La bella Pilar tenía fama de dura y a los migrantes ilegales que la contrataban para ayudarles a cruzar la frontera –a cambio de 3,000 pesos– los depositaba a la entrada del desierto de Arizona diciéndoles “Buena suerte. Es por allá. Derechito hasta Tucson”. Pero ese 5 de febrero, Pilar decidió darle a su cliente, Antonio, 27 botellitas de suero para su travesía al tiempo que le decía: “Para que logres atravesar el desierto sin deshidratarte, cada hora tómate la tercera parte de cada frasco y no los tires de modo que con los restos de cada 3 frascos, tendrás uno más para aguantar una hora más. Pero asegúrate de sólo tomar las dos terceras partes de cada botella porque si tomas de más vas a comenzar a sufrir alucinaciones. Ten en cuenta que caminarás poco más de 36 horas”.

Antonio le dio las gracias a Pilar y se internó en el desierto. Sin embargo, todavía no había pasado ni una hora cuando Antonio ya se había tomado 4 frascos y todo alucinado se perdió por el desierto hasta que lo encontró la policía y lo deportó.

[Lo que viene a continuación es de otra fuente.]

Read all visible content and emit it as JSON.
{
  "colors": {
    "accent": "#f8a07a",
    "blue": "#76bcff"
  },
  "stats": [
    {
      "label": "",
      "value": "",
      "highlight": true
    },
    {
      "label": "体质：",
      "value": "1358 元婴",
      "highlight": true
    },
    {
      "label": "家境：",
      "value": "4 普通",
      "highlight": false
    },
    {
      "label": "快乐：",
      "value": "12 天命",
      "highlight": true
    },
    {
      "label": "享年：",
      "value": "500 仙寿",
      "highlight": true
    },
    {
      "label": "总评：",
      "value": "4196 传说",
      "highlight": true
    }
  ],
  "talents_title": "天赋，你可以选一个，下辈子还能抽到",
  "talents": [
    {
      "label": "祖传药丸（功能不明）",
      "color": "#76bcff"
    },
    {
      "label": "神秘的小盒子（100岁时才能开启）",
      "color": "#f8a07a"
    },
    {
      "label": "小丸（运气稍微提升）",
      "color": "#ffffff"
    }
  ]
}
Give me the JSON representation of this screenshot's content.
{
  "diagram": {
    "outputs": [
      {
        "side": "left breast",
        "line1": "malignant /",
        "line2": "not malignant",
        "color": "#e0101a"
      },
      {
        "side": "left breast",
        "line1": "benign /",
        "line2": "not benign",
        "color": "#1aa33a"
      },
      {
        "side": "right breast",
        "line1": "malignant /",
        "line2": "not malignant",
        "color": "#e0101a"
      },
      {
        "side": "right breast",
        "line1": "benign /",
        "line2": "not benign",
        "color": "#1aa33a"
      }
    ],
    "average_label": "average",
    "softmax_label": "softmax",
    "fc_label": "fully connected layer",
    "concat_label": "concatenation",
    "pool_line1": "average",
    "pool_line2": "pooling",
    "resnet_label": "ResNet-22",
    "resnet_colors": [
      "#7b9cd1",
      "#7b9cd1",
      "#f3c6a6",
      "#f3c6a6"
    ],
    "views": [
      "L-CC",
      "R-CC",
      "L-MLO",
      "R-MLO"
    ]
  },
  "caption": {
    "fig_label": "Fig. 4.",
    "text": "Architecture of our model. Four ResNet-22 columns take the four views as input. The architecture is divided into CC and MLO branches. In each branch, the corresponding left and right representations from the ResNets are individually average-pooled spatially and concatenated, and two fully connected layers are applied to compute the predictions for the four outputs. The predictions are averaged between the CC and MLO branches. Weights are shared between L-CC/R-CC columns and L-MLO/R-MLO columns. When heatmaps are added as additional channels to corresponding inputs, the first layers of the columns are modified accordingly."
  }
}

Si Antonio hubiera seguido al pie de la letra las instrucciones de Pilar, ¿para cuántas horas le hubieran alcanzado las 27 botellitas de suero? ¿Habría logrado atravesar el desierto?

Soluciones retos 122

El ramo. Feliciano compró 19 ramos de rosas (R), 20 de Alhelíes (A) y 1 de Margaritas (M). Se plantean las siguientes ecuaciones: R + A + M = 100, 25R + A + 5M = 500, R = (A – 1).

Los moños. El moño era de color verde. Si el mesero veía los colores de los moños de los otros tres y no podía deducir el del suyo significa que veía 2 verdes y 1 rojo; lo mismo le sucedió al acordeonista. Así, Feliciano vio que el mesero y el acordeonista traían los únicos 2 moños rojos, por lo que él debía traer uno verde.

La suegra. a) Es su mamá; b) También tarda un segundo porque no existe “medio hoyo”; c) Hay 2 animales: 1 elefante y 1 león, y d) Las seis de la tarde.